Intuitive explanation: if you interpret a time series as the coefficients of a polynomial, the Fourier transform is just polynomial multiplication (this makes sense because polynomial multiplication is just convolution). Now we can write base b numbers as polynomials with single-digit coefficients, evaluated at x = b. Then after multiplying two such numbers/polynomials the coefficients are too large. The only thing remaining is too carry the overflows in the digits to the next digit (much like the school algorithm for adding numbers).
The Fourier transform isn't polynomial multiplication. (It operates on one thing, not two.) What the Fourier transform does is to translate between two representations of a polynomial: (1) its coefficients, (2) its values at a suitable set of points. And then the thing that makes FFT multiplication work is that pointwise multiplication of values is cheaper and simpler than the convolution operation that gives you the coefficients of the product of two polynomials.

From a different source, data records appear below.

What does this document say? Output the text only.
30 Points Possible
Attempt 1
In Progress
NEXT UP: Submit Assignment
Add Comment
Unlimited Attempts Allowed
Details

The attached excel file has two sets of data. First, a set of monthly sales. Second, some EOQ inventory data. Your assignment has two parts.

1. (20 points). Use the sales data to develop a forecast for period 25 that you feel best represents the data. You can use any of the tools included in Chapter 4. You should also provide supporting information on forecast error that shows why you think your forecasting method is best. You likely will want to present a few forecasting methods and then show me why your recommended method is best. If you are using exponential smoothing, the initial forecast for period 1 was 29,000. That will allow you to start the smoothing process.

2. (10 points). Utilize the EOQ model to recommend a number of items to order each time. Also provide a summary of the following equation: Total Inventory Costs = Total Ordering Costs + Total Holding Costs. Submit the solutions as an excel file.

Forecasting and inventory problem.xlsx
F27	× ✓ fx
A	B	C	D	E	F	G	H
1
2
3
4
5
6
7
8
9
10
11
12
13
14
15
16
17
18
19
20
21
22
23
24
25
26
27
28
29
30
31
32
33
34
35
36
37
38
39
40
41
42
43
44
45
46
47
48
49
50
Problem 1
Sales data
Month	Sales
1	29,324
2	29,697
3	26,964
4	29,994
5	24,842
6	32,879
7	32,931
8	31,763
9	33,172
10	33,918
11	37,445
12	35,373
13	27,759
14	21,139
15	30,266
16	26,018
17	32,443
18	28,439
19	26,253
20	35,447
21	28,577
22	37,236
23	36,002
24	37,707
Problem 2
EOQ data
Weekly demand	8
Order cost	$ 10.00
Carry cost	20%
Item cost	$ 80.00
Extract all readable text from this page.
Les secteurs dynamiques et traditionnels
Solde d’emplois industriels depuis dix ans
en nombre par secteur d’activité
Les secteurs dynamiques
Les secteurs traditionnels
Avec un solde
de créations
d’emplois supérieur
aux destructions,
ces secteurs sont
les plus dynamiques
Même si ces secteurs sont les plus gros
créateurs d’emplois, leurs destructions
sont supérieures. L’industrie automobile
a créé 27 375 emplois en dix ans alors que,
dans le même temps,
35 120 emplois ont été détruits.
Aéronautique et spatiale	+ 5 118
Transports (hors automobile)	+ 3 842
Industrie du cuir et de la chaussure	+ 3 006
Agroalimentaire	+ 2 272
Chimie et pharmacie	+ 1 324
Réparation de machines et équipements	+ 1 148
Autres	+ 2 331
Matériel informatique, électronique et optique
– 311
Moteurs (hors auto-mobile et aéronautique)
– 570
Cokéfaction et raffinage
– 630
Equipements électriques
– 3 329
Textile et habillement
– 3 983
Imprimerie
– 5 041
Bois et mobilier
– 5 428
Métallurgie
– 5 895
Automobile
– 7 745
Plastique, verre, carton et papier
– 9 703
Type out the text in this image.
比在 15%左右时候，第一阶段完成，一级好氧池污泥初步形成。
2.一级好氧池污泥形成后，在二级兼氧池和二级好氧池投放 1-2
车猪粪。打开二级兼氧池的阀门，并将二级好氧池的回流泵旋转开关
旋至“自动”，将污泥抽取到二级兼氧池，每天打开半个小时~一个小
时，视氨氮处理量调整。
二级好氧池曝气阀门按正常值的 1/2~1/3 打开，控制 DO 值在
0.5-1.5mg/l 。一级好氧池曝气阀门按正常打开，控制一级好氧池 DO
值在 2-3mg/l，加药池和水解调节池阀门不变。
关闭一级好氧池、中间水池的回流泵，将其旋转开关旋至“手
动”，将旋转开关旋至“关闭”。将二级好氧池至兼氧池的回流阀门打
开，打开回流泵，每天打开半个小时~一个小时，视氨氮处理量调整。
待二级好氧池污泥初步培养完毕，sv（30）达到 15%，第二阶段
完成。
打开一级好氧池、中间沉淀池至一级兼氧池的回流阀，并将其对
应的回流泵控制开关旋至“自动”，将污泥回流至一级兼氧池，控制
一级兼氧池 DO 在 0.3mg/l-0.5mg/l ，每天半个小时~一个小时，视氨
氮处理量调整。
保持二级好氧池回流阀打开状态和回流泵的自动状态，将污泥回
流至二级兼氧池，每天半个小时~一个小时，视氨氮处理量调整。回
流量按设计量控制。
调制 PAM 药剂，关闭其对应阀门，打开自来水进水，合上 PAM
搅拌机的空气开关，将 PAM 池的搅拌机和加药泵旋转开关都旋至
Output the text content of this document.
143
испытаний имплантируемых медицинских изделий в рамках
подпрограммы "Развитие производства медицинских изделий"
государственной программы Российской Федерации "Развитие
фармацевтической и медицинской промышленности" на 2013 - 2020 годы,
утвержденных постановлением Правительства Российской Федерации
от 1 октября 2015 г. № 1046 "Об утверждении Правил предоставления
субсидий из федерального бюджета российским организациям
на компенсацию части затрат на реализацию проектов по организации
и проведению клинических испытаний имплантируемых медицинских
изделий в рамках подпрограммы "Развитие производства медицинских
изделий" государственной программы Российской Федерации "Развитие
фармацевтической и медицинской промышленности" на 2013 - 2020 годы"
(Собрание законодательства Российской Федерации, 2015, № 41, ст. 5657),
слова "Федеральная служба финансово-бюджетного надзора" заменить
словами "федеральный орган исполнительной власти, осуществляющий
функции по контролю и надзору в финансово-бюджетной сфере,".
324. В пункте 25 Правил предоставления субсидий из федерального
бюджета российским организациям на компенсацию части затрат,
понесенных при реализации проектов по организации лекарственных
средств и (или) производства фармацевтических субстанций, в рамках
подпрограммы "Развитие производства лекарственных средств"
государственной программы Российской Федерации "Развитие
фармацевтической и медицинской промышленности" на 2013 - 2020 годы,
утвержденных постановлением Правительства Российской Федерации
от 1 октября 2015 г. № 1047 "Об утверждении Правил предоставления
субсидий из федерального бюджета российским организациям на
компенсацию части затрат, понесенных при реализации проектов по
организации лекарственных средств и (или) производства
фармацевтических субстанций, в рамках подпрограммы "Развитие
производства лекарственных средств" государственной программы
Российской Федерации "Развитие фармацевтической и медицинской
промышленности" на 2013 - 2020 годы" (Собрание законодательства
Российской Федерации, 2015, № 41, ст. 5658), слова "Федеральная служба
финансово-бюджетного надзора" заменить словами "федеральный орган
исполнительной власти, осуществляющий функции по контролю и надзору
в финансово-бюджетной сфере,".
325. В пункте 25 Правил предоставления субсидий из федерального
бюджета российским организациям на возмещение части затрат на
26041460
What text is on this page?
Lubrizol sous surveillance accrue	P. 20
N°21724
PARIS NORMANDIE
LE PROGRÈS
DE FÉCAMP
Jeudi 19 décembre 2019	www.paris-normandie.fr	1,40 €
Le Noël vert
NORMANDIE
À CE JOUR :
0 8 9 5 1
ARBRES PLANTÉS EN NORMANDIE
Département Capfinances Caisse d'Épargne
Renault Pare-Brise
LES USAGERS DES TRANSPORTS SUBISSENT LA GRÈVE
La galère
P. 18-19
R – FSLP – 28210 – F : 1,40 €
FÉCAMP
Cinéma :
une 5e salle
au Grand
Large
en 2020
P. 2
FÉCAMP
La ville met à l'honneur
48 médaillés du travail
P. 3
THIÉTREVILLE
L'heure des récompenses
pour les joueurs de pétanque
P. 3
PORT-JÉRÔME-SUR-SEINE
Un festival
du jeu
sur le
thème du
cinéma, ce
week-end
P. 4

Every once in a while I pick up "The Scientist and Engineer's Guide to Digital Signal Processing" (freely downloadable: http://www.dspguide.com/) and it's always so satisfying to see the different relations between domains and how you can think about it. Your example is no different.
But since I never get to actually use that stuff in my just, I always forget the details.
Thanks for that alternate way of thinking about it. As an engineer, half of my intuition about the FFT comes from the notion of the "frequency domain", and the other half from "change of basis".
The explanation you gave, of FFT as an alternative representation of a polynomial through its value at selected points, gives that nice intuition about pointwise multiplication, without appealing (directly) to the "convolution-turns-into-multiplication" catchphrase.